Лея посмеялась, но запомнила совет. Сейчас, когда руки короля пытались справиться с крючками на её платье, Лея почему-то вспомнила этот совет и попыталась к нему прибегнуть, но сердце бешено колотилось, когда она думала о судьбе графа Уриена Мори и Лея не могла вообразить себя никем – мысли издевались и проступали всё отчётливее.


Король устал сражаться с многочисленными крючками, создававшими крепкую сетку застёжки на платье девушки, и поэтому грубо рванул ткань. Крючки упали, ткань треснула, Лея зажмурилась…


Это платье вообще когда-то принадлежало Моргане. Она часто отдавала Лее свои вещи, когда уставала натыкаться на них взглядом – пустым и раздражённым, всех это устраивало. Это лучшее платье для служанки, подходило для Леи идеально. Сидело на фигуре словно влитое, оттеняло чуть смуглую кожу белизной кружев. Хорошее платье…было.


Уриен, что же с ним?


Лея механически отвечала – сухо и бездушно на ласки Артура, пытаясь понять, что делать. С одной стороны – вина графа есть, но с другой – и Гвиневра обязана Уриену, и для Морганы он не просто имя. Да и рыцарь заметный, знатный, важный. Потомок древней крови! Хотя, всё проще – Моргана оторвёт какую-нибудь самую ненужную часть Артура в случае, если он решит что-то сделать с Уриеном, Лея делала ставку на голову.


Нет, определённо Уриену ничего не угрожает! Что она, Лея, так боится? Всё будет хорошо с ним! у Артура нет какой-то ненависти к нему, напротив, он должен пожалеть возлюбленного своей сестры. Ведь так?


-Мне не нравится, что ты мыслями не со мной! – раздражённо произнёс Артур, отрываясь от губ Леи. – Мне это не нравится.


-Простите, ваше величество, я смущена…- Лея потупила взор, думая, что, во всяком случае, у Гвиневры сейчас встреча с Ланселотом, хотя бы ей повезло.

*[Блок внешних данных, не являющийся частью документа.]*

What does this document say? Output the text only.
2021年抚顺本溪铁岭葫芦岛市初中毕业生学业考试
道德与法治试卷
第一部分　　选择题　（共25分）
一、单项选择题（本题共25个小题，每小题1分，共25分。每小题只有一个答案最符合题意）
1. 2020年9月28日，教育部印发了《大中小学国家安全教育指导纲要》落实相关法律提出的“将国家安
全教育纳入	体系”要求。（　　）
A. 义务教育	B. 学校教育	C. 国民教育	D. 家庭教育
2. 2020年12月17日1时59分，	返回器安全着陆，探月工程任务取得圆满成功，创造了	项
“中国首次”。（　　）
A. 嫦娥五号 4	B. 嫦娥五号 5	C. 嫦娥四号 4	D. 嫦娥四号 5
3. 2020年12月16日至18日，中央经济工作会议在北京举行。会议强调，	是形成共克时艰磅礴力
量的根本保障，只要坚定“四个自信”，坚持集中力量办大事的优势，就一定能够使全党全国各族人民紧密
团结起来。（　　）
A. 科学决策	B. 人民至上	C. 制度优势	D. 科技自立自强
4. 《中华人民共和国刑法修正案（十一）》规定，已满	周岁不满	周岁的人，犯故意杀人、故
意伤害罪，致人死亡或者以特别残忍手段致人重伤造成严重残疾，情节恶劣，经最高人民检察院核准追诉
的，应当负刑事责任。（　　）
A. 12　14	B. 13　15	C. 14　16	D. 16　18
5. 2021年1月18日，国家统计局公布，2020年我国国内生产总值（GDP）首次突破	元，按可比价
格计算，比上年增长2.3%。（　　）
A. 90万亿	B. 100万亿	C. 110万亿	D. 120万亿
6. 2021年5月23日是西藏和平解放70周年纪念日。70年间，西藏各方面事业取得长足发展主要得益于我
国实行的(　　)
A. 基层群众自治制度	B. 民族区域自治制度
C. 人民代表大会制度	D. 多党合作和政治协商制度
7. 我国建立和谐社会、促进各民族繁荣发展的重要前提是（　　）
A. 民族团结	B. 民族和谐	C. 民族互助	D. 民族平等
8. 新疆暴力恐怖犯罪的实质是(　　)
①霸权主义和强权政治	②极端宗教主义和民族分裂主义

Гвиневра выскользнула в свои покои, когда лекарь дал герцогу Кармелиду лекарственное сонное зелье. Мучительно дочери было видеть, как когда-то храброго рыцаря, её отца поят с ложечки темной, дурно пахнущей жидкостью…


Гвиневра пыталась держаться, но слёзы иногда прорывались в её глазах серебряными потоками, разъедающими нежную юную душу. Она твёрдо решила взять отца с собою, заботиться о нём, если Мерлин не сможет его вылечить. Королева хотела поговорить с кем-то, но в то же время не хотела видеть никого, понимая, что для всех она только фигура подле Артура, фигура, которой нужно кланяться, но которую не нужно принимать в расчёт, которую можно пожертвовать в угоду изменчивой судьбе.

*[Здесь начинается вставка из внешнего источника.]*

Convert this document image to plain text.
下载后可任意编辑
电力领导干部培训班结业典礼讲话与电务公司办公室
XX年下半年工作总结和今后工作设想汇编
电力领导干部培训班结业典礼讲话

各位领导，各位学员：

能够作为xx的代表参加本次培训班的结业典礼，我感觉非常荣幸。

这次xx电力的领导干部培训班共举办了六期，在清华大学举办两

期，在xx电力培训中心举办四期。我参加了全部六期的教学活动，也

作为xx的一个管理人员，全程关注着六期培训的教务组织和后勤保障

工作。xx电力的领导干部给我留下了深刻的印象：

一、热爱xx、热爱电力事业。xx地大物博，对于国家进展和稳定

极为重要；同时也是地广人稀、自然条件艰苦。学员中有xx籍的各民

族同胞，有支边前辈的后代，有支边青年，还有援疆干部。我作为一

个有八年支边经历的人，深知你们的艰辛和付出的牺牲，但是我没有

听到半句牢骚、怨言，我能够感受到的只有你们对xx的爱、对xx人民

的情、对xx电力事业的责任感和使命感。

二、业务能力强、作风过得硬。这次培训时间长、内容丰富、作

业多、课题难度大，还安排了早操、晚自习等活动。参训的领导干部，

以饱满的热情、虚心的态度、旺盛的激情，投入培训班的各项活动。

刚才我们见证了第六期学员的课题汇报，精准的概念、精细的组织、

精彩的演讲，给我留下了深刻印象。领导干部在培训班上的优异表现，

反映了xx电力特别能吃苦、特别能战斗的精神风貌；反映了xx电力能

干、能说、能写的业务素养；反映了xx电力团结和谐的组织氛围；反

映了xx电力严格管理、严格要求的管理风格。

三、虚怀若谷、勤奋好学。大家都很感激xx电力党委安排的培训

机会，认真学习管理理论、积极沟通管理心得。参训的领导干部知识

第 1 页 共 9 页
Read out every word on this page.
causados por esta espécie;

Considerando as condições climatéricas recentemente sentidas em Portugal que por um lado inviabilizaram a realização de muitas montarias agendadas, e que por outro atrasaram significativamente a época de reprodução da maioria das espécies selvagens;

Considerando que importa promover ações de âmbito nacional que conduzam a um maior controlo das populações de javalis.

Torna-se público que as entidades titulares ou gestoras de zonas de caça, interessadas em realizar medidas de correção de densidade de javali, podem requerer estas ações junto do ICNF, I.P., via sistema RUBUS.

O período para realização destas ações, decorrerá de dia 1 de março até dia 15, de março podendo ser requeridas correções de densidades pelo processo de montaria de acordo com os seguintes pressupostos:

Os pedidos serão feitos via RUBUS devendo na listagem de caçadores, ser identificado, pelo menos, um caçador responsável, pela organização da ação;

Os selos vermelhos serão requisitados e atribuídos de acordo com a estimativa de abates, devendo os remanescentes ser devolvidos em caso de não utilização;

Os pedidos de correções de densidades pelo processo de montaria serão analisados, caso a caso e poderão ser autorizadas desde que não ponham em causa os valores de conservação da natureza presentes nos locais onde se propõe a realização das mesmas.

Она знала, что к ней придёт Ланселот – ведь Лея обещала ей это. Сама Лея, наверное, уже сейчас с Артуром. Но где же рыцарь? Мучительное время, мучительные минуты!


Шаги? Или послышалось? Нет…шаг. Знакомый шаг! Знакомый стук, знакомый скрип двери…


-Ланселот! – Гвиневра забыла об этикете и приличиях. Если бы сейчас вместе с Ланселотом вошёл бы и сам Артур, она всё равно бросилась бы в объятия рыцаря.


Ланселот обнял её – так хрупко и осторожно, словно она могла умереть от слишком тяжёлого прикосновения. Впрочем, на бледном лице королевы, опухшим от слёз глазам было написано столько боли, что, возможно, так и было.


-Видеть тебя…ты реален…- Гвиневра дышала ему на ухо, шептала, но сама не понимала что говорит. Знала, что это важно, знала, что это нужно сказать, но вряд ли могла осознать. Слова сами вырывались от неё, сами вершили её жизнь.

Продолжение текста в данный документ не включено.